En ce qui concerne les tendances juridiques, le droit européen s’efforce de suivre le rythme de l’évolution de la technologie et des définitions changeantes de la criminalité. Toutefois, il est nécessaire d’établir de nouveaux cadres réglementaires tenant compte des défis contemporains en matière d’application de la loi, en particulier dans le domaine numérique, ainsi que de l’évolution des normes éthiques.
La crise du COVID-19 a donné lieu à davantage de discussions sur la réglementation de la désinformation et des outils de détection des contenus deepfakes, mais aussi à une utilisation accrue des outils de vidéoconférence avec des arrière-plans ajustables et d’autres filtres.
Le rapport du Parlement européen « Tackling Deepfakes in European Policy » explique cela et montre que le paysage réglementaire de l’Union européenne relatif aux deepfakes « comprend un réseau complexe de normes constitutionnelles, ainsi que des réglementations contraignantes et non contraignantes au niveau de l’UE et des États membres ».

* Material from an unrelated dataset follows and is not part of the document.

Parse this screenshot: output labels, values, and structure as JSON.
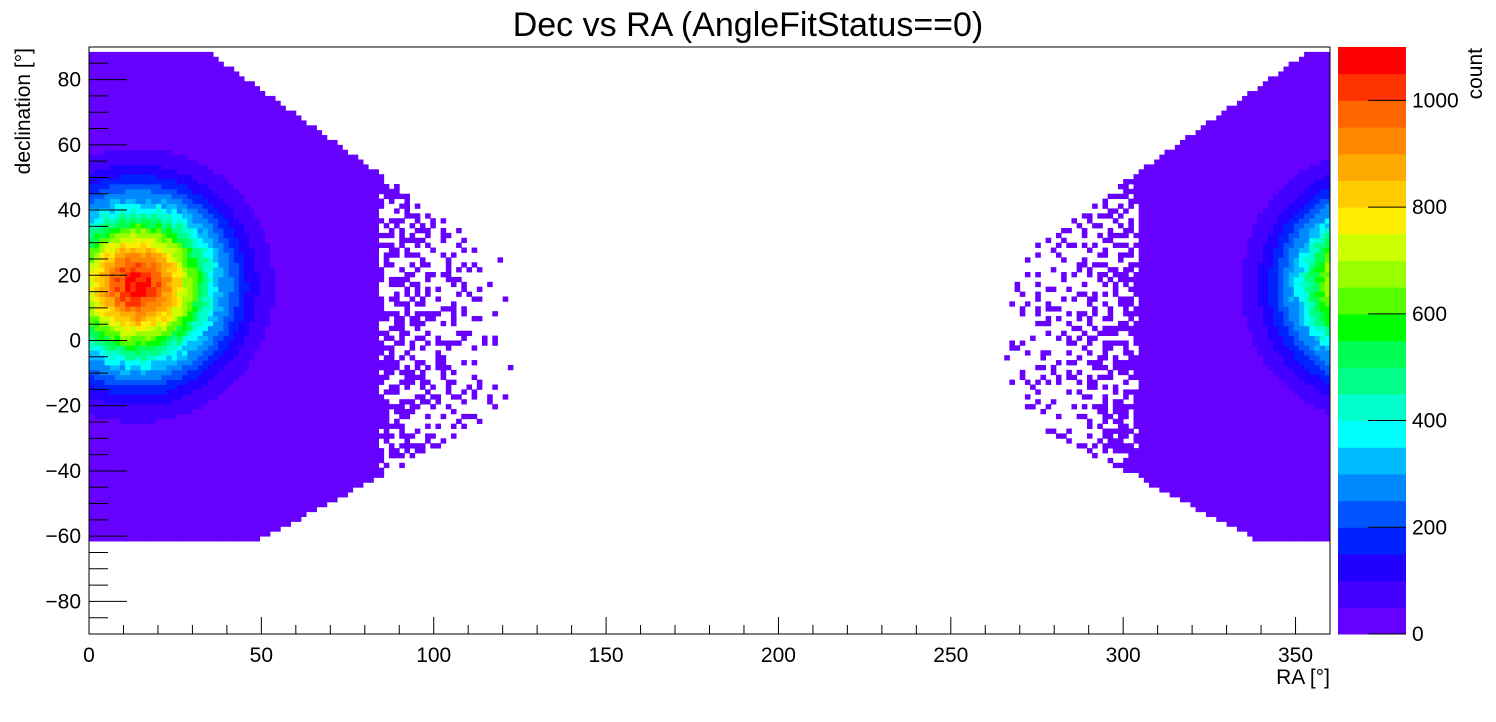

Le cadre réglementaire le plus pertinent pour l’application de la loi dans le domaine des deepfakes est le cadre réglementaire sur l’IA, qui n’est encore qu’une proposition de loi, proposé par la Commission européenne. Ce cadre adopte une approche fondée sur les risques pour la réglementation de l’IA et de ses applications. Les deepfakes sont explicitement touchés par le passage concernant les « systèmes d’IA utilisés pour générer ou manipuler du contenu image, audio ou vidéo » et doivent adhérer à certaines exigences, qui comprennent le marquage du contenu comme deepfake pour indiquer clairement que les utilisateurs ont affaire à des séquences manipulées.
Les logiciels de détection de deepfake utilisés par les forces de l’ordre entrent dans la catégorie « à haut risque », car sont considérés comme une menace pour les droits et les libertés des individus.